San Leandro Creek supplies almost all of the water in Lake Chabot. Here’s where it enters the reservoir, at its farthest eastern end.
San Leandro Creek is one of only three streams that cross the East Bay hills. The other two are San Lorenzo Creek, which cuts through Castro Valley and Hayward, and Alameda Creek, which traverses Niles and Fremont.
Since Anthony Chabot built the dam in the 1870s, the creek has dumped sediment and filled in about a mile of its course, creating new level land until today it’s slowly encroaching into the lake itself.
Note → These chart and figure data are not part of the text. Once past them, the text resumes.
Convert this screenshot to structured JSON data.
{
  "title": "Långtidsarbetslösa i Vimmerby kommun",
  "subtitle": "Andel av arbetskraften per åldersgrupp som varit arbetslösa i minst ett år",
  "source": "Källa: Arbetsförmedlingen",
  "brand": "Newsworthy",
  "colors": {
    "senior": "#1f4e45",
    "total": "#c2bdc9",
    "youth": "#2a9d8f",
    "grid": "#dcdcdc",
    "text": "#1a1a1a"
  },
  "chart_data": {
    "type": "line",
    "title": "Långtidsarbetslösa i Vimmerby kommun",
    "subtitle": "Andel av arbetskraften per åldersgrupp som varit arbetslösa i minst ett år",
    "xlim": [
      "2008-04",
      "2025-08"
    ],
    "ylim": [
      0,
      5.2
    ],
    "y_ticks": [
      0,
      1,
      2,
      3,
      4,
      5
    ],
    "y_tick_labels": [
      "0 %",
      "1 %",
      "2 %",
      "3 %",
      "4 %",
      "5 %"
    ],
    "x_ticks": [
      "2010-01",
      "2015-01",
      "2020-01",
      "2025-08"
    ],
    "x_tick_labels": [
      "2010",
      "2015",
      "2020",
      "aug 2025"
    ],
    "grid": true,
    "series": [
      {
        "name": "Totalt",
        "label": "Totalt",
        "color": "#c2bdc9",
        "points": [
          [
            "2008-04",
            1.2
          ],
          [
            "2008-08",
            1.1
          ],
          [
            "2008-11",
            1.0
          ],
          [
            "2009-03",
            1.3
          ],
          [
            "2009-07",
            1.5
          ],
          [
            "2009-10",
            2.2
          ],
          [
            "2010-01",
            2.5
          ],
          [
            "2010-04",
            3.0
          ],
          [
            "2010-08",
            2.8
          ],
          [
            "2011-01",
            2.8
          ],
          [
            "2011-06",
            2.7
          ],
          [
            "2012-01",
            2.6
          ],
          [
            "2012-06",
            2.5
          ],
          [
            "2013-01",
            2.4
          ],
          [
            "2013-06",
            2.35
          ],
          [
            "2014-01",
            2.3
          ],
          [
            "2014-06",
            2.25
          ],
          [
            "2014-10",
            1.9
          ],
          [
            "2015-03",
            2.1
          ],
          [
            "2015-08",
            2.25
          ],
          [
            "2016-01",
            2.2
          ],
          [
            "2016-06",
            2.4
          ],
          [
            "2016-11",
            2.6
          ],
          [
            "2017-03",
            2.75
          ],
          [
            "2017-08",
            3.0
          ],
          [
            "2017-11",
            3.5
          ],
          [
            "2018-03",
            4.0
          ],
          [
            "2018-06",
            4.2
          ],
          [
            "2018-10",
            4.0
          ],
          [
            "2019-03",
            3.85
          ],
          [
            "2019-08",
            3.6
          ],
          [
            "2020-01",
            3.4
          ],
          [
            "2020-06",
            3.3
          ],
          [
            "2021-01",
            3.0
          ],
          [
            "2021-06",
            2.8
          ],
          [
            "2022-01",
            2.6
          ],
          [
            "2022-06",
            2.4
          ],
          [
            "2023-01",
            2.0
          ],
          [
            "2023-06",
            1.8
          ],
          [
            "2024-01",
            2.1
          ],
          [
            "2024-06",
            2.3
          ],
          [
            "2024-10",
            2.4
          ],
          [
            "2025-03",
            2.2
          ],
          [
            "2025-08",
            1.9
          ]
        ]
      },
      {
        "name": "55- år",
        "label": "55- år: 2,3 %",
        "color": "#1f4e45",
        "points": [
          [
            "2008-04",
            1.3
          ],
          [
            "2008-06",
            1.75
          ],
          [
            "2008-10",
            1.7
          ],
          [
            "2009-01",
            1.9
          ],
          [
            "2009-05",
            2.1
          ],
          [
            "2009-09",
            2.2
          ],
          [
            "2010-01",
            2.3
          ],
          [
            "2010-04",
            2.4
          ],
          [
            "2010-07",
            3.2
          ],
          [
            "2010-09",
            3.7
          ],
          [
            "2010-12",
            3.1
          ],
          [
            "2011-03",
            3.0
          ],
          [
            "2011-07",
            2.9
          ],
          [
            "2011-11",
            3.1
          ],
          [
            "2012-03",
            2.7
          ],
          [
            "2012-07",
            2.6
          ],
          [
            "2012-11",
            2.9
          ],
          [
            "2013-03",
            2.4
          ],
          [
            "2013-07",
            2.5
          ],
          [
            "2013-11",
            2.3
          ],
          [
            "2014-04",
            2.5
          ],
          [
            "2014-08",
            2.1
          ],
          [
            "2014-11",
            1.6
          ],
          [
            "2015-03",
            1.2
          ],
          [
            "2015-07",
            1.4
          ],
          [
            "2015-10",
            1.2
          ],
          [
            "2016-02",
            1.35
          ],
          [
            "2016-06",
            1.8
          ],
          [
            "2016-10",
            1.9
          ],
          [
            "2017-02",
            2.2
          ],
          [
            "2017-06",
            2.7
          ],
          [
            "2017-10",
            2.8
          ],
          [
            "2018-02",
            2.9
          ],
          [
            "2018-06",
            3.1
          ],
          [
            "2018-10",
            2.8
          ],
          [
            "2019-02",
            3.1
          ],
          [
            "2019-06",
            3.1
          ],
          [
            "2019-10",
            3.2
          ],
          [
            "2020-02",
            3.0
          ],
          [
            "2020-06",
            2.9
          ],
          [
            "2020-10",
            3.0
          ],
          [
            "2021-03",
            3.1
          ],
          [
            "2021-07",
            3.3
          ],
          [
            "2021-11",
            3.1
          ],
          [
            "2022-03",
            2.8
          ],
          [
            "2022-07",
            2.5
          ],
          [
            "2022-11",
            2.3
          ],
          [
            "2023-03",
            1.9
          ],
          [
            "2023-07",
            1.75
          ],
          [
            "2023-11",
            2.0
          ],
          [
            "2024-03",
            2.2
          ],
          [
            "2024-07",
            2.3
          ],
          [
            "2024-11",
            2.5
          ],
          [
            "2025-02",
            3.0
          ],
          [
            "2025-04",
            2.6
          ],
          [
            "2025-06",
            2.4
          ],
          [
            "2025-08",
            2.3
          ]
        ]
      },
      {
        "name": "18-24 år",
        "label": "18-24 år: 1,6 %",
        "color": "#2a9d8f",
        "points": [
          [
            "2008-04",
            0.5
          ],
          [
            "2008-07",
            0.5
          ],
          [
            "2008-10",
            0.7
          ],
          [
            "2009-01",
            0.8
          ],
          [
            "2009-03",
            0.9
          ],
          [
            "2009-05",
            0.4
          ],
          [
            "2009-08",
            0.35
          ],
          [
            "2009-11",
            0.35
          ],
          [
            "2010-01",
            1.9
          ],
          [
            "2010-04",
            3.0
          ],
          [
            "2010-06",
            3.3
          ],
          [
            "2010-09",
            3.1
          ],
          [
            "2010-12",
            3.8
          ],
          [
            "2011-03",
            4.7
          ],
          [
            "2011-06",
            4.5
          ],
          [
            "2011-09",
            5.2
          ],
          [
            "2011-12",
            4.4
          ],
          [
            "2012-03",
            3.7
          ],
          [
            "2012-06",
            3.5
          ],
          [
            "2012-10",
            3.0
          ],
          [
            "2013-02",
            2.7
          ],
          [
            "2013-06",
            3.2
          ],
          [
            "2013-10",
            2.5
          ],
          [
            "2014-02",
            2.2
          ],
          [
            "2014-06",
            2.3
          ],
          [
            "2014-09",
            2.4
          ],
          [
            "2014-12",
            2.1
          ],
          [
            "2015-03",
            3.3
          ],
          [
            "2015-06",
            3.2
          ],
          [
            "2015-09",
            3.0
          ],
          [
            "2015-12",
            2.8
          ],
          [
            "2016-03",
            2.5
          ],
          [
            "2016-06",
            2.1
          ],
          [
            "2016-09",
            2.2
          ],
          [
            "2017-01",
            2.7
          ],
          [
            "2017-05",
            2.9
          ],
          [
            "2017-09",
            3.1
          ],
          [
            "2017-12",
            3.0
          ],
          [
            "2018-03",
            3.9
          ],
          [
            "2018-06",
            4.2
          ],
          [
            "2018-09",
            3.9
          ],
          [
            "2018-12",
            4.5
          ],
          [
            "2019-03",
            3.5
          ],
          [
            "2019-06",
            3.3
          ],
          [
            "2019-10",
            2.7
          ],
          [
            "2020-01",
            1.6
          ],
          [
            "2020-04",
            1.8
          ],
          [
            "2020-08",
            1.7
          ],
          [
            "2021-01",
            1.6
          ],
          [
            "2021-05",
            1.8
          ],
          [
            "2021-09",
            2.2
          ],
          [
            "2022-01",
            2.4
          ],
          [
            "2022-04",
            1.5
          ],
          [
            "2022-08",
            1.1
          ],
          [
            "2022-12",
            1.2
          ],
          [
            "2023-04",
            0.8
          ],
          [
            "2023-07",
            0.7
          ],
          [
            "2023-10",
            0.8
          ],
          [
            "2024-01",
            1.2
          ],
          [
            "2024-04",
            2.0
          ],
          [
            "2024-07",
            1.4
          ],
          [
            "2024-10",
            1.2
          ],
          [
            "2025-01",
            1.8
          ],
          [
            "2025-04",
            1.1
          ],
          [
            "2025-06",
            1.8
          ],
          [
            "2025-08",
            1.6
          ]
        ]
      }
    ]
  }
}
Willow Park Golf Course is built on that land.
Not much sediment comes into the lake today, now that Upper San Leandro Reservoir has dammed the creek about four miles upstream. The round pads of aquatic vegetation flank the stream channel, which runs between low, muddy banks that were underwater when I visited last month. I think the vegetation traps sediment, which supports more vegetation, so that the patches tend to grow into a circular shape, reminiscent of bacterial colonies on a petri dish.
The first two ridges in this photo are underlain by the Joaquin Miller Formation, which extends along the whole south shore of the lake between here and the park headquarters. It’s mostly shale with a few large sandstone beds, tilted steeply upward. The farther ridges are all Oakland Conglomerate, and they stand maybe 50 meters higher. They look more sparsely vegetated, which may reflect the bedrock but might just as easily be due to historic land uses.